Senators Introduce Bipartisan Student Aid Simplification Bill
By Megan McClean, Policy & Federal Relations Staff
Republican Senator Lamar Alexander (R-TN), ranking member of the Senate Committee on Health, Labor, Education and Pensions (HELP), and Democratic Senator Michael Bennet (D-CO), introduced yesterday the Financial Aid Simplification and Transparency (FAST) Act. The bill, designed to simplify the federal financial aid programs, introduces provisions to streamline the application process while improving transparency and access, including several issues that NASFAA has been advocating.
Official legislative language is not yet available, but according to a fact sheet provided at an event held yesterday to promote the bill, the FAST Act would:
- Eliminate the Free Application for Federal Student Aid (FAFSA) and utilize prior-prior year (PPY) data. The bill would eliminate the FAFSA and instead reduce the application process to a postcard, asking only two questions:
- What is your family size?
- What is your household income (adjusted gross income) from two years prior?
- Provide early information to students and families through a “look-up” table. Beginning in their junior year of high school, students and families would have access to a newly-created look-up table that would provide information about the amount of federal aid for which they would be eligible. The goal is provide this information earlier and align it with the college-search process.
- Establish a one grant/one loan program. The bill would streamline existing grant and loan programs into one Pell Grant Program, one undergraduate loan program, one graduate loan program, and one parent loan program. This would presumably eliminate the undergraduate loan subsidy as well as eliminate the Supplemental Educational Opportunity Grant (SEOG).
- Make Pell more flexible by restoring the year-round Pell Grant. The bill would restore the ability for students to receive a second scheduled Pell Grant award within an academic year. This would allow students to draw down Pell Grant funds at their own pace and have greater access to funds during periods of summer enrollment. Although the fact sheet alludes to earlier completion, there is no indication whether an acceleration clause would also be reinstated. Defining when a student is accelerating his or her program of study was a very controversial aspect of the previous iteration of year-round Pell.
- Provide authority for aid administrators to limit loan amounts. Schools would be allowed to limit the amount their students may borrow in certain well-documented situations.
- Prohibit part-time students from taking out a full-time loan. The bill would limit the amount of federal loans a student can borrow based on enrollment. Part-time students would not be allowed to borrow the full annual loan amount.
- Streamline repayment plans into two programs. Student loan repayment would be streamlined by having only two repayment programs, versus the multiple programs that exist today: an income-based repayment plan and a 10-year repayment plan.
“At a time when a college degree is more important than ever for getting a job and making a good living, red tape and confusion are the adversary for millions of students. Adopting a two-question postcard for federal student aid is a sure step toward offering millions of Americans a brighter future,” said Senators Alexander and Bennet.

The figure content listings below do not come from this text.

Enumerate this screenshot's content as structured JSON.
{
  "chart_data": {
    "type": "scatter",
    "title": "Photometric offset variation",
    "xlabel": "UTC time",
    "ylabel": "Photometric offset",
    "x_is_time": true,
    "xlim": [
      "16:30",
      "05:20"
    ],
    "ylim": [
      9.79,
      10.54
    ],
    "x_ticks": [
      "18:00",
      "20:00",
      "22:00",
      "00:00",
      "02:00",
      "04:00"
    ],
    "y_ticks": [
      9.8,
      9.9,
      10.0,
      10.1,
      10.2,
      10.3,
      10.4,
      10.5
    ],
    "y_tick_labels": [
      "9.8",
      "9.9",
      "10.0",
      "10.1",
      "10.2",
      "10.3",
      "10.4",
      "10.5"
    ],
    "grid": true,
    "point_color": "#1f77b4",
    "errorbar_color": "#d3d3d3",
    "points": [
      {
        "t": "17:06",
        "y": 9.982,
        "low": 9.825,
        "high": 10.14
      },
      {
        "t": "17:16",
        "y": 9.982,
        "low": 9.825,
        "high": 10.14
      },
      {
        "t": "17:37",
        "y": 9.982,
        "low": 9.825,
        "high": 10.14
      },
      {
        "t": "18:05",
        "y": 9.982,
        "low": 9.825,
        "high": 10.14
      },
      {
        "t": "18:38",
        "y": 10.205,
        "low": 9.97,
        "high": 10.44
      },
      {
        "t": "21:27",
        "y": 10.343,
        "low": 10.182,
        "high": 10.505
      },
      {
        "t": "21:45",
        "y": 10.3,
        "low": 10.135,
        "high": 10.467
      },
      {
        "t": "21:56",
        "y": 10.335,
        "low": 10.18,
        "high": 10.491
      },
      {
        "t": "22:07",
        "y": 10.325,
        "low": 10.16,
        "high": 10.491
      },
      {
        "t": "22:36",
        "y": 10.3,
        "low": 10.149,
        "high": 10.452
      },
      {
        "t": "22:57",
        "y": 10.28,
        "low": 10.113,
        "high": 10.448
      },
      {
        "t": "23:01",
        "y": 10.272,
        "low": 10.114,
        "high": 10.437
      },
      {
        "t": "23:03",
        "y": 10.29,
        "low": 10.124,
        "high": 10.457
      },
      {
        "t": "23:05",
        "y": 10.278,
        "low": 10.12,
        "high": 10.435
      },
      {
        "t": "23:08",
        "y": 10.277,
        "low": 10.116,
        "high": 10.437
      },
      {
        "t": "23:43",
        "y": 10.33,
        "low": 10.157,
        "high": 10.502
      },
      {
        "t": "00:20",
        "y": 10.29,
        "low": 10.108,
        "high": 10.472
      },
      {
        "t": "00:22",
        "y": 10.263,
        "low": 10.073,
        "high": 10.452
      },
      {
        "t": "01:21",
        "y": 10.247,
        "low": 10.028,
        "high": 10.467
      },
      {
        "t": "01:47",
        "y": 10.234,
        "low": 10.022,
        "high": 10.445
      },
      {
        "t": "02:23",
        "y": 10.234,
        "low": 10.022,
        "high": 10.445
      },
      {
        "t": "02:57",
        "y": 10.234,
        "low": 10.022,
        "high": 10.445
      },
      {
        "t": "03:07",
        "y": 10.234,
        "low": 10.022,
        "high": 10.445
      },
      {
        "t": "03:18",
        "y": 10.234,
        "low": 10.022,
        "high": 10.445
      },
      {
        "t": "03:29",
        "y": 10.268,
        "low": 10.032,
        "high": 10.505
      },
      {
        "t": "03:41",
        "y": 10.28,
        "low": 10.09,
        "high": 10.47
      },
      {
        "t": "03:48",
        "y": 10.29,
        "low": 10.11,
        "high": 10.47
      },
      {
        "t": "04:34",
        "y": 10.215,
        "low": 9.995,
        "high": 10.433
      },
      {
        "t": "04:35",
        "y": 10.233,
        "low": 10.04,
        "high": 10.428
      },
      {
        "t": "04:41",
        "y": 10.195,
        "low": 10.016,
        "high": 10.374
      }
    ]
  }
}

Bennet explained that reducing the burden of filling out the FAFSA form is just one of the proposal’s goals. “[W]e heard from students across the country that because of the way the system is currently designed, students don’t find out what they’re eligible for up until their senior year of high school or they’re in college. Under our proposal they’ll find out in their junior year of high school what their eligibility was,” Bennet said at yesterday’s event.
Questions remain about how the short-form aid application would assess dependency status, and if the two questions asked will prove sufficient for accurately assessing eligibility. To that end, both senators reiterated their desire to achieve simplification while not creating an opportunity for fraud and abuse.
NASFAA has advocated heavily for several provisions that appear in this bill, including a move to PPY, the restoration of the year-round Pell Grant, and the authority for aid administrators to limit loan amounts on a broader basis than currently is allowed.
The bill is unlikely to see any immediate movement but represents a clear marker for ideas to be considered during reauthorization. NASFAA will provide a more detailed analysis in the near future once legislative language is made available.